Comme un poussiéreux transfert en décalcomanie, Forever Pavot parsème le lino de son sillon vermeille. Merveille d'un temps ciselé de l'arrière à l'avant, qui redécoupe les pellicules, qui s'enivre de l'obscurité des salles et des bandes-sonores oubliées, "L'idiophone" est un cri jubilatoire et lettré, un appel à plonger dans le cut d'un artiste passionné et décalé.
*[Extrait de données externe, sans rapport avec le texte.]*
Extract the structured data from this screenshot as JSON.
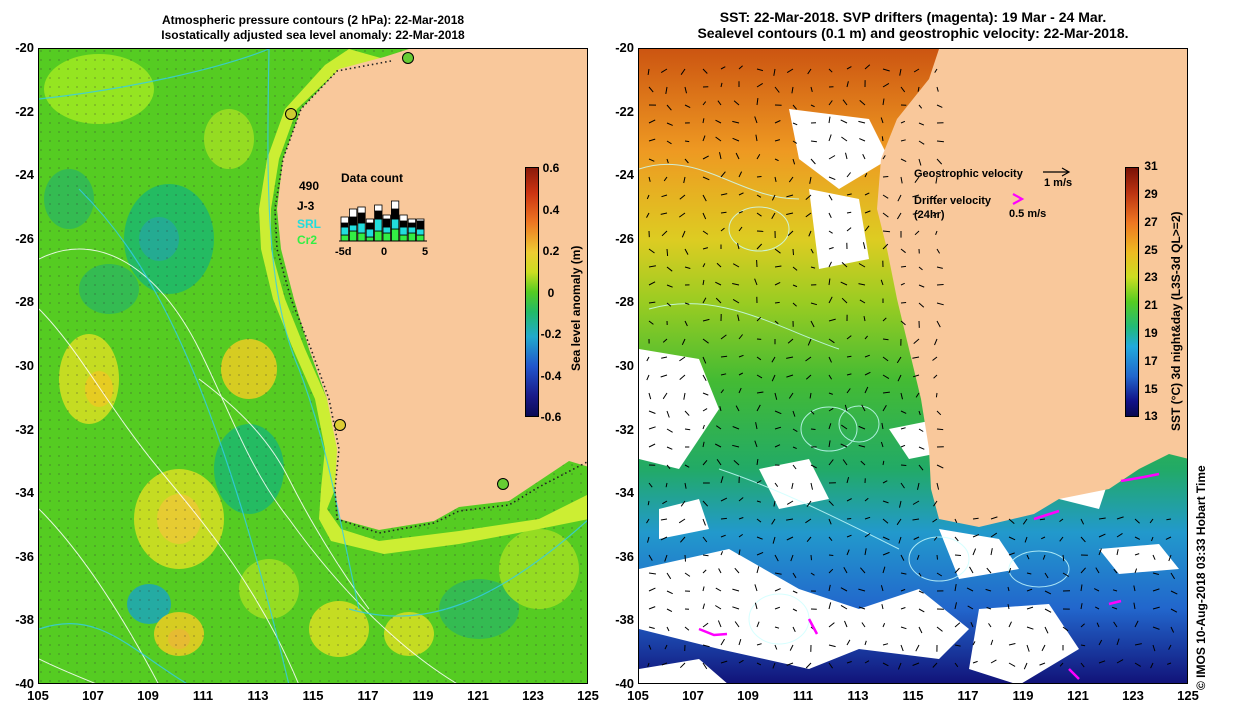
{
  "left": {
    "title_line1": "Atmospheric pressure contours (2 hPa): 22-Mar-2018",
    "title_line2": "Isostatically adjusted sea level anomaly: 22-Mar-2018",
    "colorbar": {
      "title": "Sea level anomaly (m)",
      "ticks": [
        "0.6",
        "0.4",
        "0.2",
        "0",
        "-0.2",
        "-0.4",
        "-0.6"
      ]
    },
    "data_count": {
      "title": "Data count",
      "labels": [
        "490",
        "J-3",
        "SRL",
        "Cr2"
      ],
      "label_colors": [
        "#000000",
        "#000000",
        "#22dddd",
        "#33ee44"
      ],
      "axis_ticks": [
        "-5d",
        "0",
        "5"
      ]
    }
  },
  "right": {
    "title_line1": "SST: 22-Mar-2018. SVP drifters (magenta): 19 Mar - 24 Mar.",
    "title_line2": "Sealevel contours (0.1 m) and geostrophic velocity: 22-Mar-2018.",
    "legend": {
      "geostrophic_label": "Geostrophic velocity",
      "geostrophic_scale": "1 m/s",
      "drifter_label": "Drifter velocity",
      "drifter_sub": "(24hr)",
      "drifter_scale": "0.5 m/s"
    },
    "colorbar": {
      "title": "SST (°C) 3d night&day (L3S-3d QL>=2)",
      "ticks": [
        "31",
        "29",
        "27",
        "25",
        "23",
        "21",
        "19",
        "17",
        "15",
        "13"
      ]
    }
  },
  "axes": {
    "y_ticks": [
      "-20",
      "-22",
      "-24",
      "-26",
      "-28",
      "-30",
      "-32",
      "-34",
      "-36",
      "-38",
      "-40"
    ],
    "x_ticks": [
      "105",
      "107",
      "109",
      "111",
      "113",
      "115",
      "117",
      "119",
      "121",
      "123",
      "125"
    ]
  },
  "footer": "© IMOS 10-Aug-2018 03:33 Hobart Time",
  "colors": {
    "land": "#f9c89b",
    "ocean_sla": "#55cc22",
    "drifter": "#ff00ff"
  }
}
Emile Sorin -puisqu'il s'appelle ainsi- réitère l'exploit de ses deux précédents albums, en inoculant à "L'idiophone" un vernis encore plus typique qu'auparavant. Derrières ses synthés vintage et ses arrangements truculents faits de bric, de brocs, de bruitages rémanents, sa librairy music prend tour à tour l'ambiance de l'horrorwave Carpenteresque, des staccato du Giallo, puis se pare de la robe pourpre du bon vieux polar à la french. Avec toujours quelques effluves de pop baroque, de chansonnettes bizarres et de western pas terne, la recette de son court-bouillon ranime tout un pan du cinéma de genre et du cinéma bis d'antan. Il en ressort encore une tendre mélancolie qui ranime les zombies du passé, comme un Calibro 35 pourrait le faire.
On se délecte sur chaque morceau d'une lampée dense, grumeleuse et tonique d'agencements lyriques, de martellements rythmiques empruntés au jazz-funk des seventies. On lorgne presque du côté du prog rock parfois (La mer à boire), et le point de voûte semble parfaitement posé entre instrumentations sophistiquées et chant étrange et chuchoté, comme dans quelque cauchemar différé. L'ajout de vocodeurs Krafwerkiens (Les Informations, Au Bal des Traitres) déchire le son et crée une brèche vers des ambiances rétrofuturistes étonnantes. Les paroles ne sont pas de reste et témoignent d'un goût presque oulipien pour la confession au crime ou à l'escrime.
Loin d'être une version remâchée de l'admirable et douillette "Pantoufle" (2017), "L'idiophone" est une nouvelle bande sonore tendue et passionnée, dont la force de création et l'originalité totales en font bien un étrange corps, mi-sons mi-images, qui vibre de lui-même d'une aura rare dans les productions hifi hexagonales. Merci, Pavot.